I don't think the lifter should be flying in that analogy, even if it is air.
But forget cars for a second, and think of it this way:
Imagine you have a spring, like this:

This is pretty much what an area of higher air pressure looks like. It pushes outwards on the things that are holding it at either end - the things that are compressing it (the hands in the picture, or the neck and hands of characters in our story)
A compressed spring cannot push on one thing. It must exert force in both directions.
If the hand on the left were not there, would the spring still push on the right hand? No, it would expand leftwards until it reached its normal, uncompressed length (or atmospheric pressure for air). Similarly, you cannot compress a spring just by pushing on one end. You need to have something holding it on the other end, or else it just slides along.

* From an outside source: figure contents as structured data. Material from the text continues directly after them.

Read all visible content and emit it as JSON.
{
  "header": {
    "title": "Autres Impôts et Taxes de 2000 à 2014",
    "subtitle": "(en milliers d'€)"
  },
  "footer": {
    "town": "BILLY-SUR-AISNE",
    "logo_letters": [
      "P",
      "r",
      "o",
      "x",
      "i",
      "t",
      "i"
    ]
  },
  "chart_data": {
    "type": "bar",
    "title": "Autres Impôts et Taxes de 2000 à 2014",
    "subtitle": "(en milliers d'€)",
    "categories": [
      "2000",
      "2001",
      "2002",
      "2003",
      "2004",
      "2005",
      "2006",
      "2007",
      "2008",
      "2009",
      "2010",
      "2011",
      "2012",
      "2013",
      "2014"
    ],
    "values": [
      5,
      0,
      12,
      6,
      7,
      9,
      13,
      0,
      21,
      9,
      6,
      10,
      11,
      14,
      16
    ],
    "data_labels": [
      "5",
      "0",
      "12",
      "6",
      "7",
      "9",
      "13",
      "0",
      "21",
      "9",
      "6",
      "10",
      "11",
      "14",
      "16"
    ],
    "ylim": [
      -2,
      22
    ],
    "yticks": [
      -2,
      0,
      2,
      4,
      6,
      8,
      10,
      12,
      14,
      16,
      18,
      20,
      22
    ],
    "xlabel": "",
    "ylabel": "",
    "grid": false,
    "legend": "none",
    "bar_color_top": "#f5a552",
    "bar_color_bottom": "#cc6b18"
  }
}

You could also approach this through newton's third law of motion - forces come in pairs; for every action, there is an equal and opposite reaction. In this case, the action is that Geoff's air is pushing on Mishka's hands. The reaction is that Mishka's hands push back on the air.

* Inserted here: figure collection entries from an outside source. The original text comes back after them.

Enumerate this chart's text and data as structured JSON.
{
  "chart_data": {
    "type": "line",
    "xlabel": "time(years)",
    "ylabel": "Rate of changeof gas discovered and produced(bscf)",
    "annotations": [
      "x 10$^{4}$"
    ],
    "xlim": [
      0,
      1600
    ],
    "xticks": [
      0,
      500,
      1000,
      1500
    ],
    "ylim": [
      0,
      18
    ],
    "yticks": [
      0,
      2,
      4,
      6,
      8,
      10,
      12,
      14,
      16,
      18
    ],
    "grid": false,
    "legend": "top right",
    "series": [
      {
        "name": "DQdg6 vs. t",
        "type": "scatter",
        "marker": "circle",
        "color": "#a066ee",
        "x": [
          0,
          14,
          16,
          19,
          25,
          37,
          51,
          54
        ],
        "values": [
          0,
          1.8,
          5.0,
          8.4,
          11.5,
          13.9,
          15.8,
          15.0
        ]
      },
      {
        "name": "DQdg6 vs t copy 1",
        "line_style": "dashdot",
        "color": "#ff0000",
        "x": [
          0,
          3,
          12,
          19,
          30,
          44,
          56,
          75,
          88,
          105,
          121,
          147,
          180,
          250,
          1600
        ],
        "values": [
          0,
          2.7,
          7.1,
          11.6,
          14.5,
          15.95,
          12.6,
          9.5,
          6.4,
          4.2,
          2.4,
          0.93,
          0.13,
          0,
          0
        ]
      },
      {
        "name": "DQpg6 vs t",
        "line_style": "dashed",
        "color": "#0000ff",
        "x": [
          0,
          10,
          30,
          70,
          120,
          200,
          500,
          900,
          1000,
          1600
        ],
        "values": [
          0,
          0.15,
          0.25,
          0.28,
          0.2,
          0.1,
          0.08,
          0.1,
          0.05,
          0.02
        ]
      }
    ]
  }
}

Now remember that the compressed air is a spring, attached to the hands at one end, and that a spring can only exert a force to push things apart when there are things at both ends to be pushed. What is at the other end of the spring? What is on the opposite side of the pressurised air from Mishka's hands? It is Graham's thin, flimsy and all-too-breakable neck.
Ouch.
If I were you, I'd try to find a different way to rescue our poor boy than prying off these super-strong hands while using his neck as a brace to push against. It can be done, I'm sure.